Aber eines sage ich auch ganz deutlich, Herr Minister Christoffers: Einen Vertrauensvorschuss von Liberalen bekommt man nur einmal. Enttäuschen Sie uns also nicht! - Vielen Dank.

(Beifall FDP und vereinzelt CDU - Heiterkeit bei SPD und DIE LINKE)

Vielen Dank, Herr Abgeordneter Beyer. - Wir setzen die Aussprache mit dem Beitrag des Abgeordneten Vogel von der Fraktion BÜNDNIS 90/DIE GRÜNEN fort.

Frau Präsidentin! Liebe Kolleginnen und Kollegen! Gegenwärtig sind mehr als 360 km neue Leitungen im Hoch- und Höchstspannungsnetz des Landes Brandenburg im fortgeschrittenen Planungsstadium. Die Bürgerinitiativen rechnen mit insgesamt mehr als 1 000 km neuen Leitungen allein im 110-kV-Hochspannungsnetz. 1 000 km neue Freileitungen würden bedeuten, mehr als 3 300 neue Leitungsmasten in die Landschaft zu pflanzen und damit einen vieltausendfachen Eingriff in das Landschaftsbild vorzunehmen. Dies sind Eingriffe, die hierzulande häufig in sehr hochwertige Landschaftsbilder, deren Qualität an den Kriterien Eigenart, Vielfalt und Schönheit der Landschaft gemessen werden, stattfinden - Qualitätskriterien, die insbesondere den Erholungs- und Wohnwert einer Landschaft ausmachen. Unnötige Eingriffe in diese Landschaftsräume gefährden das touristische Entwicklungspotenzial und beeinträchtigen zugleich die Qualität der betroffenen Landschaften als Siedlungsräume. Wertverluste von Grundstücken sowie Einbußen im Tourismussektor sind die Folge. Besonders eklatant sind diese Folgen bei den 380-kVHöchstspannungsleitungen.

Bei der geplanten Höchstspannungsleitung Bertikow-Neuenhagen sollen das Biosphärenreservat Schorfheide-Chorin, die Stadt Eberswalde, der Naturpark Barnim von durchschnittlich

50 m hohen Masten durchschnitten werden; in Einzelfällen beträgt die Masthöhe sogar 77 m.
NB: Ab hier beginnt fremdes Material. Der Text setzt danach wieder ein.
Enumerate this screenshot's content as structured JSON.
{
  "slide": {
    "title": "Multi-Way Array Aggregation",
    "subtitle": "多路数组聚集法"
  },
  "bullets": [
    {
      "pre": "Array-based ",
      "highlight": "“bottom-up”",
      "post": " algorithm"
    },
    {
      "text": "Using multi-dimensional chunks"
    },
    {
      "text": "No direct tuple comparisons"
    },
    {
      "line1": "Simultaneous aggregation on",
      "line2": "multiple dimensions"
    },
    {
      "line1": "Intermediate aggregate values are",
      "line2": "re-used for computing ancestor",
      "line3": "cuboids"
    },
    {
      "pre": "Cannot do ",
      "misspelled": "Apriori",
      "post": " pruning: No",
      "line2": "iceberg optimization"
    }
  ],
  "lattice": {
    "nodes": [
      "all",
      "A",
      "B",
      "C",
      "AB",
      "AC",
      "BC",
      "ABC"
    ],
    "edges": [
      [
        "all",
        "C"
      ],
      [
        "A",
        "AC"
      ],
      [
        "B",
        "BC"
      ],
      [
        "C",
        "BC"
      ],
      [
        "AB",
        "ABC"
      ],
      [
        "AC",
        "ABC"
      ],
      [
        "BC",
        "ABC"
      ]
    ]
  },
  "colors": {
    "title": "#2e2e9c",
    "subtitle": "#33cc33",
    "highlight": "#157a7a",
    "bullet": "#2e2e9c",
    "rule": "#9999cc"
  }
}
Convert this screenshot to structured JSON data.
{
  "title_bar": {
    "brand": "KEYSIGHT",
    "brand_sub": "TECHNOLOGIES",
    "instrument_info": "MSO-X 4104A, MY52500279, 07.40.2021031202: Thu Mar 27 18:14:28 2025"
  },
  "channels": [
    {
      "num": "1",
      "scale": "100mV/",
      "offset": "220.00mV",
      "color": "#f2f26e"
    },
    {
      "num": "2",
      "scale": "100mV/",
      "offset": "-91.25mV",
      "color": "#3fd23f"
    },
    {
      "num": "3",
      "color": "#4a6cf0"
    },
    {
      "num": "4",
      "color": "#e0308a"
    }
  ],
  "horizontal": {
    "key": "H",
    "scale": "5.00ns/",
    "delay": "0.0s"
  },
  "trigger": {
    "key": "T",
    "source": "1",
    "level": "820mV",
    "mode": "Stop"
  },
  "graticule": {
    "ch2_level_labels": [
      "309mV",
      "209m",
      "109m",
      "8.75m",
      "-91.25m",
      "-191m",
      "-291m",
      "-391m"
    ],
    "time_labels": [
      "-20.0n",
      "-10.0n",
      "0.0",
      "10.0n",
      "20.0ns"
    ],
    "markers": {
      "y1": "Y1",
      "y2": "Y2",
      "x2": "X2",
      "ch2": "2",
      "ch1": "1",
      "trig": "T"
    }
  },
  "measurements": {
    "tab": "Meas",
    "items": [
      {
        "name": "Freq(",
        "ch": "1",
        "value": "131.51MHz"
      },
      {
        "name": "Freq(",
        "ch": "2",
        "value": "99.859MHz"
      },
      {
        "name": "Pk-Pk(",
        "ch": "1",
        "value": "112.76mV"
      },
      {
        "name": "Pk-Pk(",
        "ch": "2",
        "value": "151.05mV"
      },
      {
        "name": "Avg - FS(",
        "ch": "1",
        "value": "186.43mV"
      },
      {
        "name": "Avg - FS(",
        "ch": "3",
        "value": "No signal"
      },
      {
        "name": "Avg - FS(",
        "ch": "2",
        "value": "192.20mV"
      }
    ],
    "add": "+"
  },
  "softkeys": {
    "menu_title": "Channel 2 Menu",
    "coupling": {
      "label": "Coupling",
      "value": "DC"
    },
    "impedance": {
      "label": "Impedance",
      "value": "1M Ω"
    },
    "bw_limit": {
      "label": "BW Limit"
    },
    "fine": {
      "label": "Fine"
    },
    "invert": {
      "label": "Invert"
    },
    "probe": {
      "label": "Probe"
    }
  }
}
Damit wird besonders die hochwertige Landschaft des UNESCO-Biosphärenreservats Schorfheide-Chorin in einem 4 km breiten Korridor - das muss man sich einmal vor Augen halten - in Mitleidenschaft gezogen. 8 % des gesamten Biosphärenreservats, das die Größe des Bundeslandes Berlin hat, werden dadurch negativ berührt. Dass ein solches Vorhaben nicht landschaftsangemessen ist, dürfte sich jedem sofort erschließen. Es handelt sich um Eingriffe, die, wie wir wissen, nicht sein müssen; ein technisches Problem besteht jedenfalls nicht. Heutzutage ist die Erdverkabelung Stand der Technik bei 110-kV-Leitungen; bei 380-kVLeitungen sind wir auf dem Weg dorthin.

Die vom Wirtschaftsminister bisher allein unter Kostengesichtspunkten für die Betreiber geführte Diskussion muss deshalb unseres Erachtens dringend um eine ganzheitliche wirtschaftliche Betrachtung erweitert werden.

Als Bündnisgrüne stehen wir für den erforderlichen Netzausbau in Brandenburg ein. Wir stehen aber genauso aufseiten der Bürgerinitiativen, die sich gegen deren Ausgestaltung als Freileitungen wehren. Dieser unsinnige Konflikt muss gelöst werden. Der hier vorliegende Antrag ist dazu jedoch nur bedingt geeignet.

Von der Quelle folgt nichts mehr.